7. Rosalin Garganera, Chief of Staff/Broadcaster, Asian Journalist Association, Philippines gave some good pointers on identifying fake news:
- There is no credible source cited, and the medium itself (website, Facebook page or twitter handle, e.g.) is relatively new. Sometimes, the channel or medium attempts to present itself as another legitimate news organization.
- When the post or article is full of emotional or explicit language. The content is extremist in its positions and is very polarizing most of the times.
- When politicians or powerful people make pronouncements or attack individuals and organizations, but do not justify any legal or policy basis.
- When the presenter (author or account-owner) has just set-up the account recently and actually has very few followers.
- When the article or the image is revising historical facts.
She also shared the five best practices being used by Filipino journalists to fight fake news:
- Watchdog association of media practitioners and professionals that do “self-regulation” and counter-checking of news. Some examples are
Center for Media Freedom and Responsibility (CMFR), National Union of Journalists of the Philippines (NUJP), MindaNews, Philippine Press Institute (PPI), and Philippine Center for Investigative Journalism (PCIJ).
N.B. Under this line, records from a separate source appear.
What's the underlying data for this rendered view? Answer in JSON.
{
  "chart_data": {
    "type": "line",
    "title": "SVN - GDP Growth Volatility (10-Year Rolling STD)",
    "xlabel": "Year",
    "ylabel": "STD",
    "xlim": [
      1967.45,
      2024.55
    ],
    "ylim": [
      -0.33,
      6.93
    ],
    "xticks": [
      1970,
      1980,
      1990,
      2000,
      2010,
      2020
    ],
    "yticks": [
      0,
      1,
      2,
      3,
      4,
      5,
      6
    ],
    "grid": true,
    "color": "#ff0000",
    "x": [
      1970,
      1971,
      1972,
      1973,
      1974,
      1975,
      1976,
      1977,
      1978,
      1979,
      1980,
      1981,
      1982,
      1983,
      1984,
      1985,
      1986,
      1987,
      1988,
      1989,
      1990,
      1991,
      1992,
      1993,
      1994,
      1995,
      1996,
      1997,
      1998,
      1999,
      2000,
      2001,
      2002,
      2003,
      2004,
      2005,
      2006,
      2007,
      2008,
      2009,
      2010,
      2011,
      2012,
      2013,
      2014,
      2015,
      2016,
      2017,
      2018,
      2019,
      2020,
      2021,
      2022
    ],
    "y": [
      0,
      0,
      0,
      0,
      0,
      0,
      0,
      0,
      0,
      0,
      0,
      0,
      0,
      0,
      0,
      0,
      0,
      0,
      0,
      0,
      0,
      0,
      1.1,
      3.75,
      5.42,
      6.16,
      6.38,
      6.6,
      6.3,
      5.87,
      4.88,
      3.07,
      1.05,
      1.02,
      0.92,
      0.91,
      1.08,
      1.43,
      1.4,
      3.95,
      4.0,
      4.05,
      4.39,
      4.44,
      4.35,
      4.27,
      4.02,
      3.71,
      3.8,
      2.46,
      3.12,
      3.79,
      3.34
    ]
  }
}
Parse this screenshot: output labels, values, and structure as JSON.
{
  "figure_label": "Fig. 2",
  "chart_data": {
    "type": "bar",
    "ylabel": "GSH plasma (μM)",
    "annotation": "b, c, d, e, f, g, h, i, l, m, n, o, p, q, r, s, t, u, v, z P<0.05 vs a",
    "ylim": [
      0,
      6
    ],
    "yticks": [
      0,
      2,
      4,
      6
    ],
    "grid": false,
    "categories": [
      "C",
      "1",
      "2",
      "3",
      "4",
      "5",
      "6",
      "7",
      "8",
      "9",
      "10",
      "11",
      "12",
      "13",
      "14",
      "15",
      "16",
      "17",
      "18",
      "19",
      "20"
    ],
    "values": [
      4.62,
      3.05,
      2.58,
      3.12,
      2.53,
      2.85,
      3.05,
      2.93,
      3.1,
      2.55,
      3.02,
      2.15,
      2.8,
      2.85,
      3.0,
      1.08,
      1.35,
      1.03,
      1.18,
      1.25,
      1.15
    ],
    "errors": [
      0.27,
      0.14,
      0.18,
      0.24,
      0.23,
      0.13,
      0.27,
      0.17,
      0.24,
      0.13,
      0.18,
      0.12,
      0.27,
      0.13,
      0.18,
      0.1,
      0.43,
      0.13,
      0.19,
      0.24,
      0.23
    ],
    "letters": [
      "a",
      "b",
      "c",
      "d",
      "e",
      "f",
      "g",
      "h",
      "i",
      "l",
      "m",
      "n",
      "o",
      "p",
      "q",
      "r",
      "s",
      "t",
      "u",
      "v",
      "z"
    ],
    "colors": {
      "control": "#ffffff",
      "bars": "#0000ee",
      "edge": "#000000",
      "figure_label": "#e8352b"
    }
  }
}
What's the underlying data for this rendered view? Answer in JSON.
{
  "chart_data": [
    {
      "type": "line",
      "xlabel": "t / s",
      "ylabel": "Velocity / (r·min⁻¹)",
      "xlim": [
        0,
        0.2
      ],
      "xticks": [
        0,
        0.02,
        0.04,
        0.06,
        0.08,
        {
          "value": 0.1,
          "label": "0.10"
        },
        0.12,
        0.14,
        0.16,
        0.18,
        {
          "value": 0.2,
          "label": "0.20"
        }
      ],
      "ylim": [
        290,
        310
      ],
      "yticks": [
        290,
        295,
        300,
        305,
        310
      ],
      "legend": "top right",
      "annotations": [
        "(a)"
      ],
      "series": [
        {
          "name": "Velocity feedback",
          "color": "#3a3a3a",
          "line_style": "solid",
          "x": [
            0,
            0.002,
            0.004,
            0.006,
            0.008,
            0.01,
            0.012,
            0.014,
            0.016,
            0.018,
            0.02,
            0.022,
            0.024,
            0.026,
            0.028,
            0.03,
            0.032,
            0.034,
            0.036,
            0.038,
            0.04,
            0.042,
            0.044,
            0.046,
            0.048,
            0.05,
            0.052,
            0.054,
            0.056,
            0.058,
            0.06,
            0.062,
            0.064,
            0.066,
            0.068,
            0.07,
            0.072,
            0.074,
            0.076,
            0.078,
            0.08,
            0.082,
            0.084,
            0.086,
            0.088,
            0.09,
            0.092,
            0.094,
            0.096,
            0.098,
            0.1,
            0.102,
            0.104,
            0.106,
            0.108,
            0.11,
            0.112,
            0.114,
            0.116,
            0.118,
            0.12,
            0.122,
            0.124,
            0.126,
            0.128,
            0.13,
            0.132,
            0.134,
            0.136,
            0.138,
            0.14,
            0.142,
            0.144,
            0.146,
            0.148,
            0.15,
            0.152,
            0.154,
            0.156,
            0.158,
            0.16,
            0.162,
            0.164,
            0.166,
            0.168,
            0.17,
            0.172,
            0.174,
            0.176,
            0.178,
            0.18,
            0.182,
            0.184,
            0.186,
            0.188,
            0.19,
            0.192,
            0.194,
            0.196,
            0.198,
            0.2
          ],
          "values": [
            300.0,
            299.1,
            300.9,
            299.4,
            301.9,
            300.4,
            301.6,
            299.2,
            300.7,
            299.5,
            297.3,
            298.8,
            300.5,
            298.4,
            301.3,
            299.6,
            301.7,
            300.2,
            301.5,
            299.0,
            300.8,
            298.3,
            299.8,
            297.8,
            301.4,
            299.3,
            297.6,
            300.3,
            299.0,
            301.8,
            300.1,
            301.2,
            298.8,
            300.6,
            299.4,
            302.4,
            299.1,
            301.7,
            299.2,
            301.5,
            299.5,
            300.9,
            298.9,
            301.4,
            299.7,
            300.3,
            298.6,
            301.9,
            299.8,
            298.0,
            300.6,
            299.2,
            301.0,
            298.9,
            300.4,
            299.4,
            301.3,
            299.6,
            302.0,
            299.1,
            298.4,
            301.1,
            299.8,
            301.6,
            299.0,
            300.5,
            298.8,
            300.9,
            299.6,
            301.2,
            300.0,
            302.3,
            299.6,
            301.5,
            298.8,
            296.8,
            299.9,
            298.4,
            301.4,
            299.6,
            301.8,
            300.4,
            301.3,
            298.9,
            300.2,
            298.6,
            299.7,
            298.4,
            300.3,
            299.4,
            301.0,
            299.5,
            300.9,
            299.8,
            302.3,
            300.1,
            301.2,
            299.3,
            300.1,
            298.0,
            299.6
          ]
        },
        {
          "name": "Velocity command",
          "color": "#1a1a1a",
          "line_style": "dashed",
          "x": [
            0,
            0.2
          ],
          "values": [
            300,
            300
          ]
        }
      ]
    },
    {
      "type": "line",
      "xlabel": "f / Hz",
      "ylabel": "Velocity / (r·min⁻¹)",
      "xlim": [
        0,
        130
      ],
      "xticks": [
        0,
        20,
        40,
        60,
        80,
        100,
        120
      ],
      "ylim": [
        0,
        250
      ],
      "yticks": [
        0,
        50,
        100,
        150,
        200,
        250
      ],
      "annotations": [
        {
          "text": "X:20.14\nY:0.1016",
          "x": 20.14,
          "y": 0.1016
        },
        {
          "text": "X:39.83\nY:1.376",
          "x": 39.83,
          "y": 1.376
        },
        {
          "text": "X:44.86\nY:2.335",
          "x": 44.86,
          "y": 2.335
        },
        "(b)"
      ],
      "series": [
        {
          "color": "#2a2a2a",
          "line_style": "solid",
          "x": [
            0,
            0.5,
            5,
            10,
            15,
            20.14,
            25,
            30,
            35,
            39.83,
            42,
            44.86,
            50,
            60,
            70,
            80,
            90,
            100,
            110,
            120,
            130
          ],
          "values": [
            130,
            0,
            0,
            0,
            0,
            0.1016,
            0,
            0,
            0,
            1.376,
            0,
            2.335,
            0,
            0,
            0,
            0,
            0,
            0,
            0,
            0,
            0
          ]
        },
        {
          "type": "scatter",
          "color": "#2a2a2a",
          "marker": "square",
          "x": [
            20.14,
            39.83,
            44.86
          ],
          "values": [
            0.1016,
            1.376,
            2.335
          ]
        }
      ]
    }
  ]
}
- More contextual and critical reporting of news. Not simply “straight facts” anymore.
- Use of digital tools to help the reporter and the editor to verify and “fact-check” the source or the news itself. For example — First Draft News, Bellingcat’s Digital Forensics Tools, The Listening Post Collective and #StopTheSpread by NUJP and the CMFR
- Publicize erratum or corrections immediately.
- Have an in-house “reader advocate” or an internal ombudsman to do “self-check” within the news organization.
Coming to India, a recent survey by media consulting firm Ormax Media shows that in terms of credibility, print media comes first scoring 62% on the news credibility index, followed by radio with 57% and TV news with 56%.